Il concetto di egemonia culturale afferisce alla elaborazione teorica di Antonio Gramsci, e in particolare ai suoi ponderosi Quaderni del carcere, forieri di intuizioni imprescindibili per comprendere la funzione determinante svolta dalla azione sul piano culturale nell’influenzare le mentalità collettive e predisporre la direzione della dinamica politico-sociale. Un’egemonia politica duratura si fonda necessariamente su un’egemonia ideologica, in quanto nel lungo periodo il rispetto dell’ordinamento giuridico formalizzato dalla società politica si regge sul riconoscimento passivo delle sue norme da parte della società civile. Tale passività, tale assenza di obiezioni significative all’ordinamento nel suo complesso si ha quando l’ideologia di una minoranza organizzata, di un’avanguardia, arrivi ad informare lo Zeitgeist, lo spirito del tempo, e ad esprimere il senso comune di un’epoca tanto da ottenere l’adesione acritica del corpo sociale alle deliberazioni del corpo politico. Le porte del potere politico si aprono con le chiavi della cultura, perché l’elettorato orienta le proprie scelte sulla base delle convinzioni acquisite in campo culturale, indipendentemente da quale sia il grado di consapevolezza e l’ambito in cui l’indirizzo dominante venga interiorizzato: scuola, lavoro, moda, sport, cinema, musica, teatro, sono tutti ambiti nei quali l’ideologia padroneggiata da una minoranza viene declinata sino ad universalizzarsi nella maggioranza.                          

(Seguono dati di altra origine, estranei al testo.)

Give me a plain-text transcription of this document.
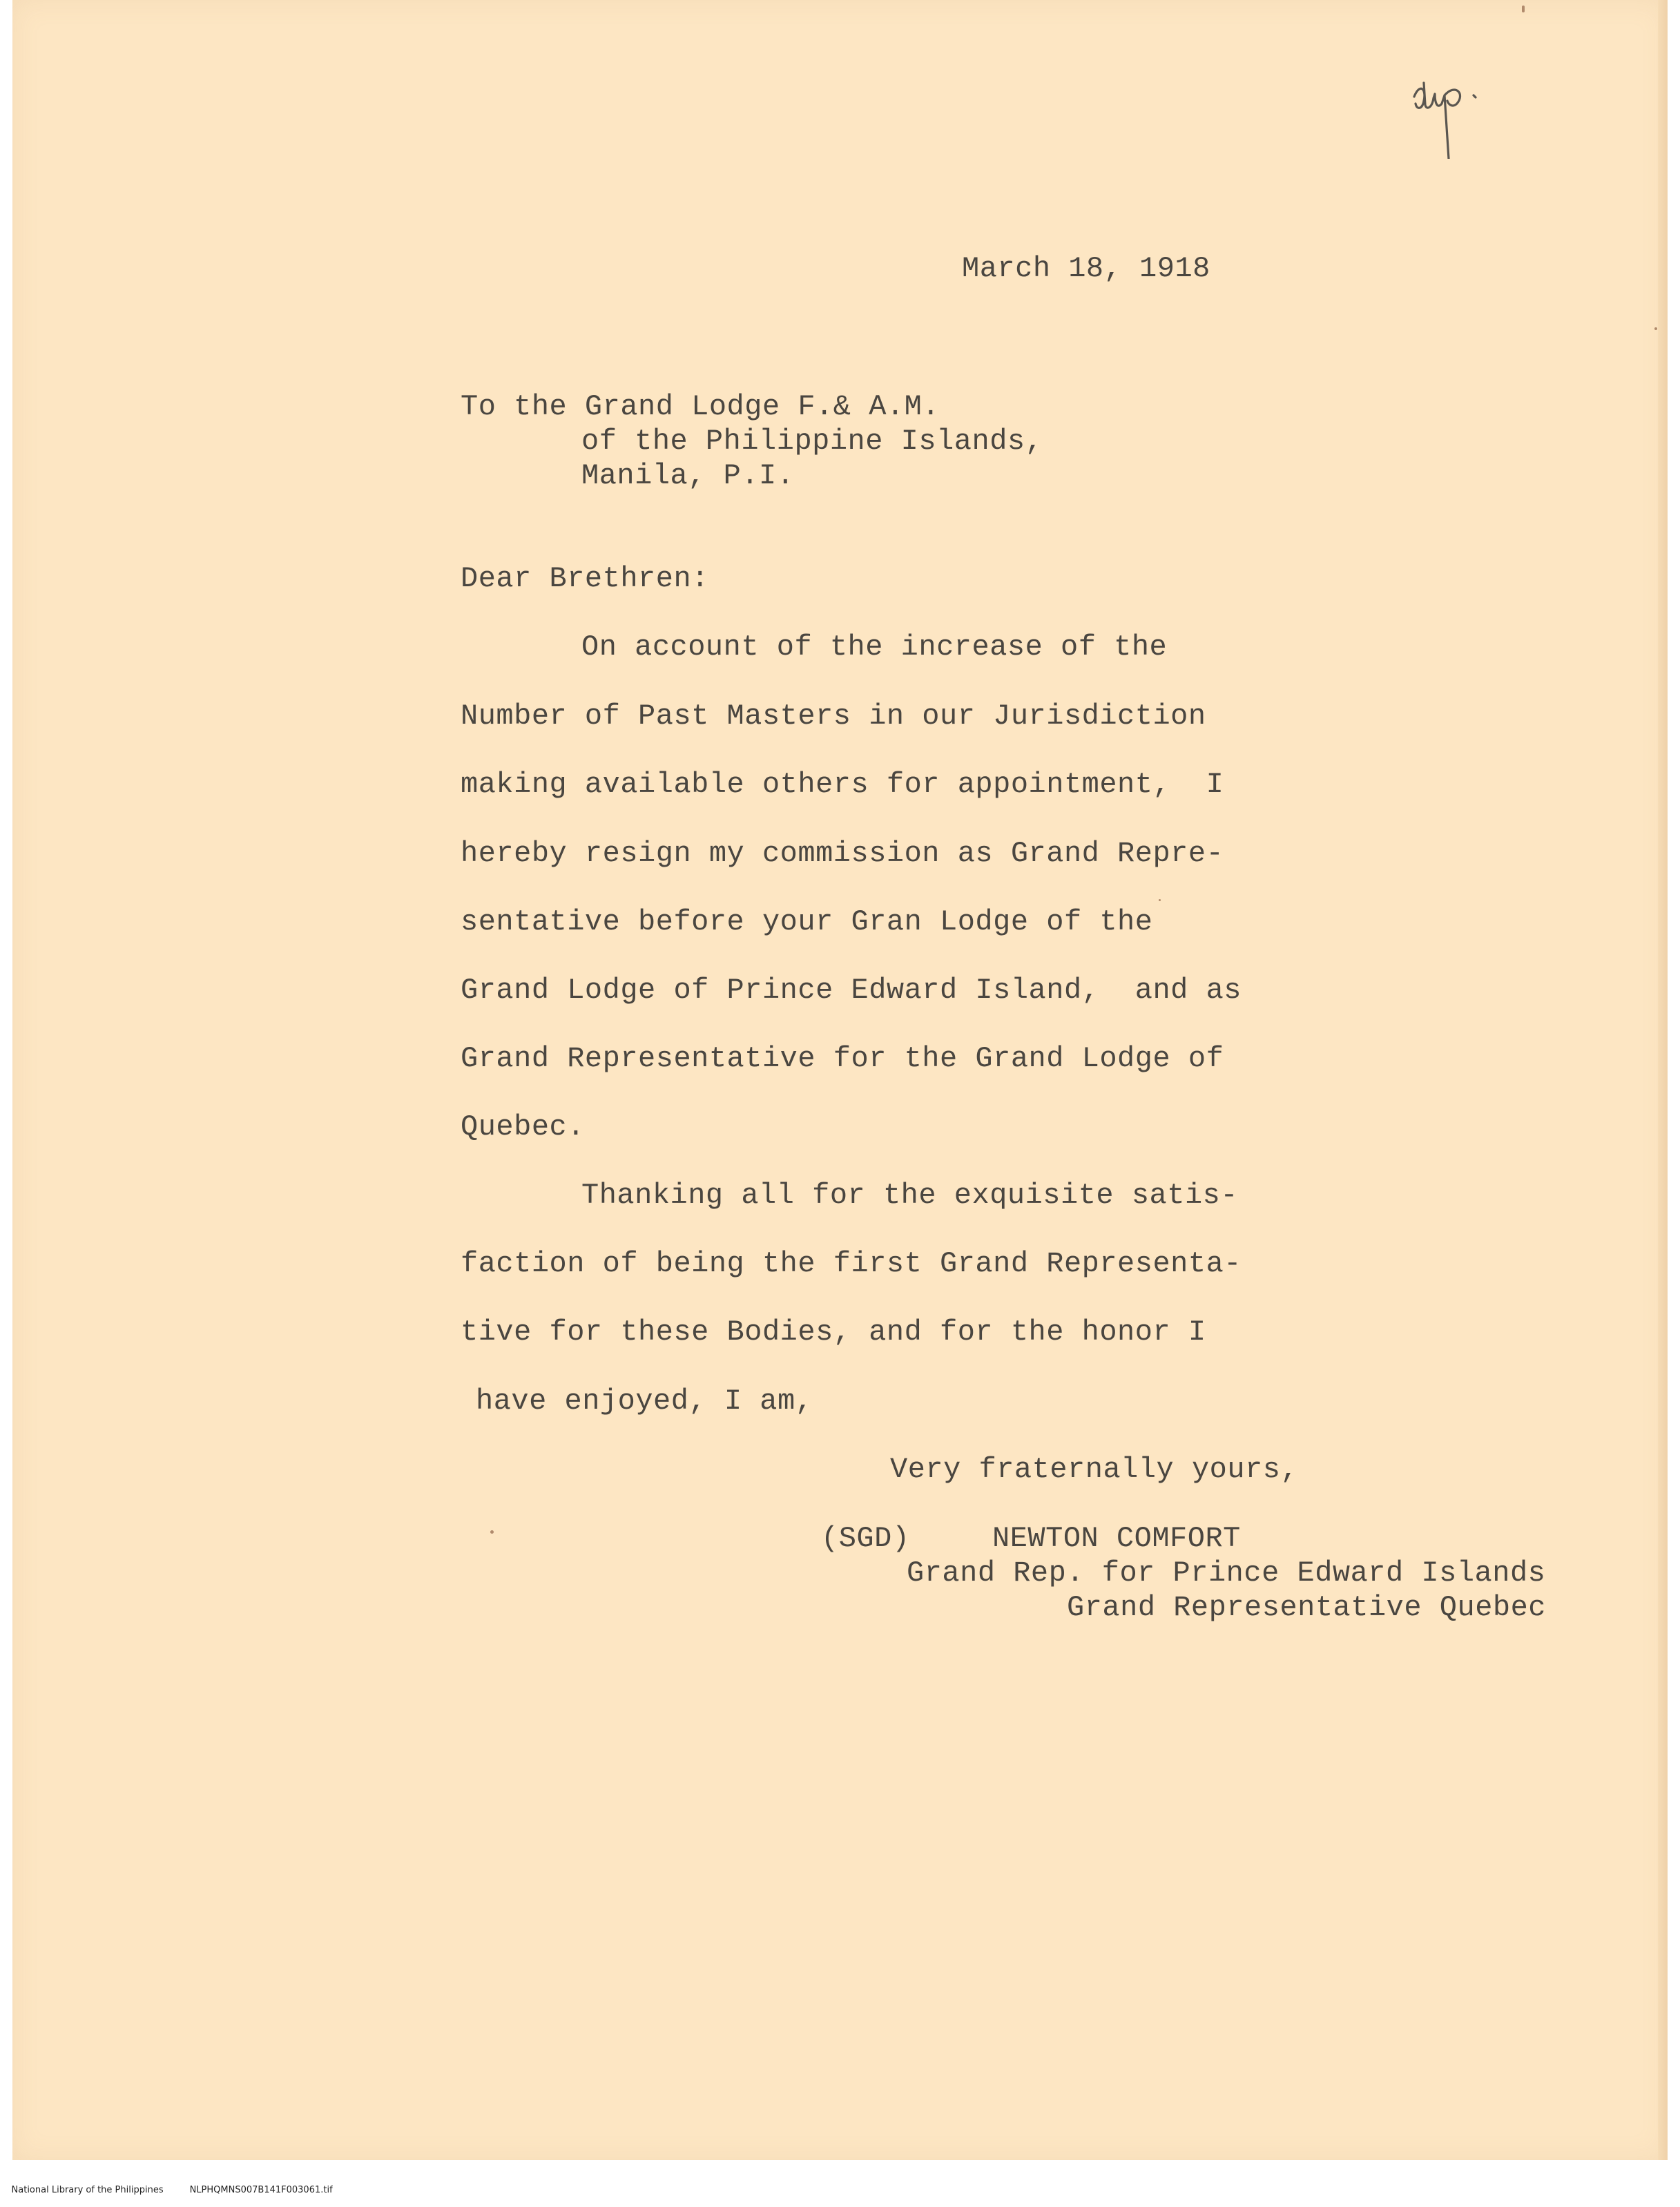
March 18, 1918

To the Grand Lodge F.& A.M.

of the Philippine Islands,

Manila, P.I.

Dear Brethren:

On account of the increase of the

Number of Past Masters in our Jurisdiction

making available others for appointment,  I

hereby resign my commission as Grand Repre-

sentative before your Gran Lodge of the

Grand Lodge of Prince Edward Island,  and as

Grand Representative for the Grand Lodge of

Quebec.

Thanking all for the exquisite satis-

faction of being the first Grand Representa-

tive for these Bodies, and for the honor I

have enjoyed, I am,

Very fraternally yours,

(SGD)	NEWTON COMFORT

Grand Rep. for Prince Edward Islands

Grand Representative Quebec

National Library of the Philippines	NLPHQMNS007B141F003061.tif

Constatata l’incapacità delle griglie interpretative novecentesche di intercettare gli spartiacque della società contemporanea e spiegare le reali linee di convergenza e antagonismo che la caratterizzano, per Bousquet la condizione di subalternità dello schieramento identitario rispetto alle oligarchie globaliste, lo rende, indipendentemente dalla estrazione ideologica del sardo, il naturale destinatario della lezione metodologica gramsciana. Ma intendiamoci, l’appassionata esortazione di Bousquet disimpegna i fautori del piccolo cabotaggio politico e i fatalisti cronici. Essa impegna, invece, tutti coloro che «non vogliano soltanto cambiare l’equilibrio delle forze, bensì l’equilibro delle norme». La strada è tracciata: metapolitica, innanzitutto.